What is needed is authority. People sense that. But theologically there is no person or group that has the authority to speak for God. Everyone has authority so nobody does. The way evangelicals fill this vacuum is by doing a lot of table pounding. They use strong presentations and hope people forget they don't have a theological foundation for making the declarations they are making.
This is where we are at with Focus on the Family and the Truth Project. They are using there strong reputation to present certain basic doctrines. Essentially they are trying to solve the crisis of truth by defining dogma as best they can. They would not accept that characterization but you can't solve a crisis of truth with a wishy-washy presentation. You need to convince people that this much is solid. This is not just one more human opinion but it is something from God.
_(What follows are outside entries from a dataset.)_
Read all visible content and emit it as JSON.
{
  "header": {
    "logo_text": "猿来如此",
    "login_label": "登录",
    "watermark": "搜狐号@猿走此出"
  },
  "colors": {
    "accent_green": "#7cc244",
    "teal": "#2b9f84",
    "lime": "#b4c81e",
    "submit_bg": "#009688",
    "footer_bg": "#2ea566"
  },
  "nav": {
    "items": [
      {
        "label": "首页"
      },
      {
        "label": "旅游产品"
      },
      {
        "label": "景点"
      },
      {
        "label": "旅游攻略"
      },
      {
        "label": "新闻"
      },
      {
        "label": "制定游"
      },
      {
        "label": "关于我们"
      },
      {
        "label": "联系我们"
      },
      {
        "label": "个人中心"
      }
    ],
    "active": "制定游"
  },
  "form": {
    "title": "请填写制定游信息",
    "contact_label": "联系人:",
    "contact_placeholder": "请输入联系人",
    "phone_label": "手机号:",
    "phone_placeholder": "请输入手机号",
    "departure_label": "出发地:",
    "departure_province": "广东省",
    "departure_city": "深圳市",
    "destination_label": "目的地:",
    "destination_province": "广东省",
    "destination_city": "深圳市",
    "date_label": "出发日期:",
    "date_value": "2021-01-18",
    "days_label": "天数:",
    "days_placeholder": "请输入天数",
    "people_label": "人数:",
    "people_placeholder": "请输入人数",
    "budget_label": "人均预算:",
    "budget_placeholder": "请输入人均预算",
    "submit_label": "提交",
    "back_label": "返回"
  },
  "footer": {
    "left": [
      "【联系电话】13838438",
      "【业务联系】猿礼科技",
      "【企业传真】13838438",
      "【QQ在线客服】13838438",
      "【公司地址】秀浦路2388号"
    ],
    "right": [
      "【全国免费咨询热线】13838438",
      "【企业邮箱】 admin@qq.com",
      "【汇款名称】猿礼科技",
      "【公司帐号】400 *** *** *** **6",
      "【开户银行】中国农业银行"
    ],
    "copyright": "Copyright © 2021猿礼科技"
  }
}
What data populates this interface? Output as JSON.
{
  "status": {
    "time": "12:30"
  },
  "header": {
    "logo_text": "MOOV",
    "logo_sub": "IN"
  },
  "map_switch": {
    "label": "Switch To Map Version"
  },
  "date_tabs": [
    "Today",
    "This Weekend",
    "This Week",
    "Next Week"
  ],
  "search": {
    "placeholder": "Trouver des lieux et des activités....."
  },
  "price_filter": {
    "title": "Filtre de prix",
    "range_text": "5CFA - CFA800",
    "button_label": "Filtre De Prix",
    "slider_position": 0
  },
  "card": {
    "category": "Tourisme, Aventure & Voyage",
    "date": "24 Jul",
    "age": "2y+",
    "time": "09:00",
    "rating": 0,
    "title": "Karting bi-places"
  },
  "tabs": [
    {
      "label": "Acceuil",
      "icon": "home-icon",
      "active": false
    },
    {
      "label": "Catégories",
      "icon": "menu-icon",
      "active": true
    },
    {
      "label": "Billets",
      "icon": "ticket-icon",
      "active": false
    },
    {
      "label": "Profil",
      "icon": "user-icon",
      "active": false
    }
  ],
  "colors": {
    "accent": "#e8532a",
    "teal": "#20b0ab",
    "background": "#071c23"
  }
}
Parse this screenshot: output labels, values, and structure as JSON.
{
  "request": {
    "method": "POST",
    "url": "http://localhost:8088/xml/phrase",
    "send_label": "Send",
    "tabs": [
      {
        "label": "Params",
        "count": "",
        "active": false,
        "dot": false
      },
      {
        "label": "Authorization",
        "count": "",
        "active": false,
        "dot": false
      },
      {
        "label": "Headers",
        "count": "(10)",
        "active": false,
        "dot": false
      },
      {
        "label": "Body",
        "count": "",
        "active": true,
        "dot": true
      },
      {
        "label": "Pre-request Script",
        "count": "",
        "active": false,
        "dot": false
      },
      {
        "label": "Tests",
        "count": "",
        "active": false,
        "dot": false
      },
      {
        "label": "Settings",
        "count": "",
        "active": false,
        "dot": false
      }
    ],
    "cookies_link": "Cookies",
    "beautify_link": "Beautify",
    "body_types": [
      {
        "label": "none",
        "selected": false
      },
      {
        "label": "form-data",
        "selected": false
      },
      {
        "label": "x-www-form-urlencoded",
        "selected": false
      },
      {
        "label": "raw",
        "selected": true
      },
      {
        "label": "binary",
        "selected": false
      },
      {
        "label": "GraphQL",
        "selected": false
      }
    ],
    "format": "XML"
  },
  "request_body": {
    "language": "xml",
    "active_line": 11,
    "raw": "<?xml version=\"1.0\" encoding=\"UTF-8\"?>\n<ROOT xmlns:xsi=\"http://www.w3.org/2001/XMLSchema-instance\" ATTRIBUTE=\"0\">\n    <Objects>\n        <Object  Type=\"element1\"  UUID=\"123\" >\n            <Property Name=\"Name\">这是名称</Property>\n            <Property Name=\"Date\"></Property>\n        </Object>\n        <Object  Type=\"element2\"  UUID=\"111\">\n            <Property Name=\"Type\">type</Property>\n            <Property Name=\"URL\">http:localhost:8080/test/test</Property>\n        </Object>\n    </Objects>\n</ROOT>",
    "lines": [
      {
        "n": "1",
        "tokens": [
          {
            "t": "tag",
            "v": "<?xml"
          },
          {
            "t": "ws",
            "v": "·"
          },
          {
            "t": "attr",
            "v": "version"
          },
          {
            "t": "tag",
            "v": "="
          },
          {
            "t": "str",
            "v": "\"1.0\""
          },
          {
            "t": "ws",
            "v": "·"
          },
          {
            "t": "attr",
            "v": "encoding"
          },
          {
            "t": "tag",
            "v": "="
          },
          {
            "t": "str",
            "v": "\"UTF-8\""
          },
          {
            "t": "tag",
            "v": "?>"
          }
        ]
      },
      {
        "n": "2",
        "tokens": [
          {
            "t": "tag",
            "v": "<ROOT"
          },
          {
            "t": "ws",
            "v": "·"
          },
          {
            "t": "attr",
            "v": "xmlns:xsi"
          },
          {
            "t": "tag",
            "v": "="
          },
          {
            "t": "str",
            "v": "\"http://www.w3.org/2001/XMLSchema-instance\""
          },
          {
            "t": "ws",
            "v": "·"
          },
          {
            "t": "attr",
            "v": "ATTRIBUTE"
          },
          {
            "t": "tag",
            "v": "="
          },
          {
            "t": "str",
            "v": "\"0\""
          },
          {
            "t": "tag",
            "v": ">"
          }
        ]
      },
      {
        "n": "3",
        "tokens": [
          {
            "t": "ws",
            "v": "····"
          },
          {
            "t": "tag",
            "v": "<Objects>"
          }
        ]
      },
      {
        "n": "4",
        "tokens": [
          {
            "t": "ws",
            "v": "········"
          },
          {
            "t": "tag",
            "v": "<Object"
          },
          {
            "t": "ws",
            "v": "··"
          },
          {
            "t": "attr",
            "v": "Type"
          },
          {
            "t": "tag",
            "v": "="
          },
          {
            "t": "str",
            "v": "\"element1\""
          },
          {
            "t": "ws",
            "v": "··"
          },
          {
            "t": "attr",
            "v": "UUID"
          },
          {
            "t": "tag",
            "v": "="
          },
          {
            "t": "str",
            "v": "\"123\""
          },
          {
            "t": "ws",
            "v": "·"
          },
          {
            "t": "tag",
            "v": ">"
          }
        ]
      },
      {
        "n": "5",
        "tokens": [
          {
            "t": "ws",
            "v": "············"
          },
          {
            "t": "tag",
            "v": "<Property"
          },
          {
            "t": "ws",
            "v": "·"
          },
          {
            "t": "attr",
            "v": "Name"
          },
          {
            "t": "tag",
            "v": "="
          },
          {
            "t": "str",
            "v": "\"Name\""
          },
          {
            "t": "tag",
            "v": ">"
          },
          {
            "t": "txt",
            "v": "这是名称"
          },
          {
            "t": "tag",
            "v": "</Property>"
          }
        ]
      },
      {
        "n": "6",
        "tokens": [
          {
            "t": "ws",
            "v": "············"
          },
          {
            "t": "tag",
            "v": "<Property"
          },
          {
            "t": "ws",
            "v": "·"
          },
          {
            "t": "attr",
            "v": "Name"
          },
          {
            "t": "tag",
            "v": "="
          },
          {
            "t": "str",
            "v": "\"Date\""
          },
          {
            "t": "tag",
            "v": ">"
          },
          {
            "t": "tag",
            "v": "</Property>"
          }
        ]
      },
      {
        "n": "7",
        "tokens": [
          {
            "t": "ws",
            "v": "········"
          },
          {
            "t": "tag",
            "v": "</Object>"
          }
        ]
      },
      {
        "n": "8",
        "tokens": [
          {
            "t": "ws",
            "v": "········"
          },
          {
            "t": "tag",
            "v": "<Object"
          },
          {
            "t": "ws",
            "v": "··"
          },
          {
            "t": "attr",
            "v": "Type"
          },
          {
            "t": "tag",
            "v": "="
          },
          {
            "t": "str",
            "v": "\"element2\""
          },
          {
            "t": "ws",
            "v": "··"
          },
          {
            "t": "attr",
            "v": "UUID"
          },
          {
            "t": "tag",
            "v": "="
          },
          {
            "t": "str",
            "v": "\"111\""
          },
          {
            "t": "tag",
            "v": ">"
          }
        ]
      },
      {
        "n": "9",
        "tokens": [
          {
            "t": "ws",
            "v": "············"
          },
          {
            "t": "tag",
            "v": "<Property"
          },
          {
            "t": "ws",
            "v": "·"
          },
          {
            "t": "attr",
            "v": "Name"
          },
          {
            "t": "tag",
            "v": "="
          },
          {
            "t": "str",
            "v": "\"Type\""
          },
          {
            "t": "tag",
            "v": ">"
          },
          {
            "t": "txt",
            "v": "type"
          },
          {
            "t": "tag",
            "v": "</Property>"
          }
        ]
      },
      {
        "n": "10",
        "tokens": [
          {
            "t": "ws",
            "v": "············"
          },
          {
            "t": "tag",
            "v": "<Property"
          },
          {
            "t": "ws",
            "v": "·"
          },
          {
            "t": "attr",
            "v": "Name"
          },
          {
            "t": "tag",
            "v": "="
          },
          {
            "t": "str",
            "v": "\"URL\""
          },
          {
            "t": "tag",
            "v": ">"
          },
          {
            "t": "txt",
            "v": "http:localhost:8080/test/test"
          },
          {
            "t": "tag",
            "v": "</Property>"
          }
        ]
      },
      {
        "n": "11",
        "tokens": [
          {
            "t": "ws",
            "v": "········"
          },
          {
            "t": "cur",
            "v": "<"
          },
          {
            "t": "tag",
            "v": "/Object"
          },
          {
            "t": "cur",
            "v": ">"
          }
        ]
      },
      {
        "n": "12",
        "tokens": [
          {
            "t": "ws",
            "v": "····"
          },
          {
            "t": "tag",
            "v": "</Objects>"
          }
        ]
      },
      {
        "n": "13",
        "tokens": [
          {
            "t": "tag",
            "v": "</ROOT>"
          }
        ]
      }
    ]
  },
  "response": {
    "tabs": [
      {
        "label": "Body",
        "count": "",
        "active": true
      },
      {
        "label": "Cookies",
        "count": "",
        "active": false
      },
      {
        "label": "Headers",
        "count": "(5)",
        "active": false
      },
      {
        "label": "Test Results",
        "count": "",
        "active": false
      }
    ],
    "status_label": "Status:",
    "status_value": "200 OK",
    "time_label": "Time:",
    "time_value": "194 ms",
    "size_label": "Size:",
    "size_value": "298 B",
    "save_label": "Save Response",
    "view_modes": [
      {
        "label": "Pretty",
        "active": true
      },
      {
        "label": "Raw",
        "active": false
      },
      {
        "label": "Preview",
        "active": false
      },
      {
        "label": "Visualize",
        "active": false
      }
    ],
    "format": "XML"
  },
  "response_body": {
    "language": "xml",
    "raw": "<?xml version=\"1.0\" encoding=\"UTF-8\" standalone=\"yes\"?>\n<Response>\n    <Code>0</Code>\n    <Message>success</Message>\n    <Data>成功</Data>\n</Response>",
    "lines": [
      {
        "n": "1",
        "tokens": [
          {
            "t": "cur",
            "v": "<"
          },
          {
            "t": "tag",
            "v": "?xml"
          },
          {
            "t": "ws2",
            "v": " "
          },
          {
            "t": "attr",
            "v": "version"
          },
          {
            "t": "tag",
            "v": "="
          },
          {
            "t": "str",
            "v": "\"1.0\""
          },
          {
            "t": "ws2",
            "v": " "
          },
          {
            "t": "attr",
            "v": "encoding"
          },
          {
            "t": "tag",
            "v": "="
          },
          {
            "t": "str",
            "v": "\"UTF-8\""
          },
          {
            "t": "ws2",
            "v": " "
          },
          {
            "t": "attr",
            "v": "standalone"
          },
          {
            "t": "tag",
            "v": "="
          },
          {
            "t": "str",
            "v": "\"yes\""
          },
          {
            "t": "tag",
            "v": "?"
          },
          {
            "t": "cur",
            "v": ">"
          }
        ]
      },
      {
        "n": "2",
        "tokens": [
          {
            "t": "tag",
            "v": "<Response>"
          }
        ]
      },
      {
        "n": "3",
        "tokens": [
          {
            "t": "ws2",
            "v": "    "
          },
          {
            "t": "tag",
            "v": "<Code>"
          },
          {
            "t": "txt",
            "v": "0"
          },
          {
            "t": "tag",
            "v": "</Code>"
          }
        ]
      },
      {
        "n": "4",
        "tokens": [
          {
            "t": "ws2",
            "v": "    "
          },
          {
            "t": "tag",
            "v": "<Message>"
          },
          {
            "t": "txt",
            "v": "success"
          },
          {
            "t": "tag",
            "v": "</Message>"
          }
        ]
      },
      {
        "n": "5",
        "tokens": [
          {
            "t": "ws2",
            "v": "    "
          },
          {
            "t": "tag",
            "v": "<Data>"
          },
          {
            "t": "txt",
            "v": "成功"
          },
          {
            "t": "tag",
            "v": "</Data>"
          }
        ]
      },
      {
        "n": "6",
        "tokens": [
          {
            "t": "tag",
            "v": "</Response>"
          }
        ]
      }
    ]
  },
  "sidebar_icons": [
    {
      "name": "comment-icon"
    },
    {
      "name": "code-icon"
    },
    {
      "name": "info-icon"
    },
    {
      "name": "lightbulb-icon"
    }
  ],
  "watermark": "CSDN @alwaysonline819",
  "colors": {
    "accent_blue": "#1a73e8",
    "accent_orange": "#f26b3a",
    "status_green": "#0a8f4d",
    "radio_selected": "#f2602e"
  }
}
There is a lot to like in the presentation. Evangelicals are very good at presenting the gospel in a convincing way. When they get it right you just want to stand up and cheer. But they don't always get it right. This is why infallibility and authority go together. When Christians speak with authority they need to get God right or they do serious damage to the cause of Christ. It is not a small matter to put your words in God's mouth. It is hard to avoid. That is why God gives priests, bishops, and popes a special grace because it is not that easy to avoid mixing your opinion in with God's word and ending up being a false prophet.
The truth project makes it's most major error when it talks about evolution. By doing that they jump into the area of science. You really don't want to go there. Scientific theories should be accepted or rejected based on how well they predict experimental results. That is all. Saying a scientific theory should be rejected because it does not fit a particular world and life view means every religious view might require it's own science. That is silly. The physical world is what it is. Theories about it can be tested. If they can't then they are not scientific theories. Intelligent design is like that. Saying the world is designed by God tells us nothing about what we will find when we examine our next fossil.
What needs to be pointed out is the possibility that the human body might have come from animals does not contradict the notion that the human person is made in the image of God. That both identities can be true. One is a scientific question that religion really has nothing to say about how it should be answered. The other is a religious question that science cannot hope to address because it does not involve a physical reality. That avoids pitting science against religion. It avoids suggesting some grand conspiracy among scientists to falsify results because they don't like Christianity.
When you go that direction you end up being the one who can be both faithful and reasonable. You don't desperately try and deny the science. You simply point out where scientists have over-interpreted their data. Evolution does not prove there is no God or that we are here by accident. It explains some things well but leaves much unanswered. Certainly the question of the ultimate cause of and the ultimate reason for our existence is not answered.
If you condemn a widely accepted scientific theory as heresy then you had better be right. I don't think they are right. So what happens to the credibility of the truth project? This is the problem when you divorce infallibility from authority. You end up with a distorted view of Christianity. A view that should be rejected because it is falsifiable. It justifies people picking and choosing which elements of Christianity they are going to accept. So have you dealt with the crisis of truth? Not really.
The only way to make Christian truth claims credible is to have one faith and to define that faith in a way that is not falsifiable. So we can have a rock solid foundation to base our lives on. Did God give us that? He did. It is based on papacy. The rock of Peter that Jesus promised to build His church on. We don't think we need that grace. We certainly don't want to face the errors we have come to embrace by following our favorite teacher. Evolution is one area where the popes have been more liberal and accepted new ideas. In most areas they have been more conservative. Something to offend everyone. But it is the only way out of the crisis of truth.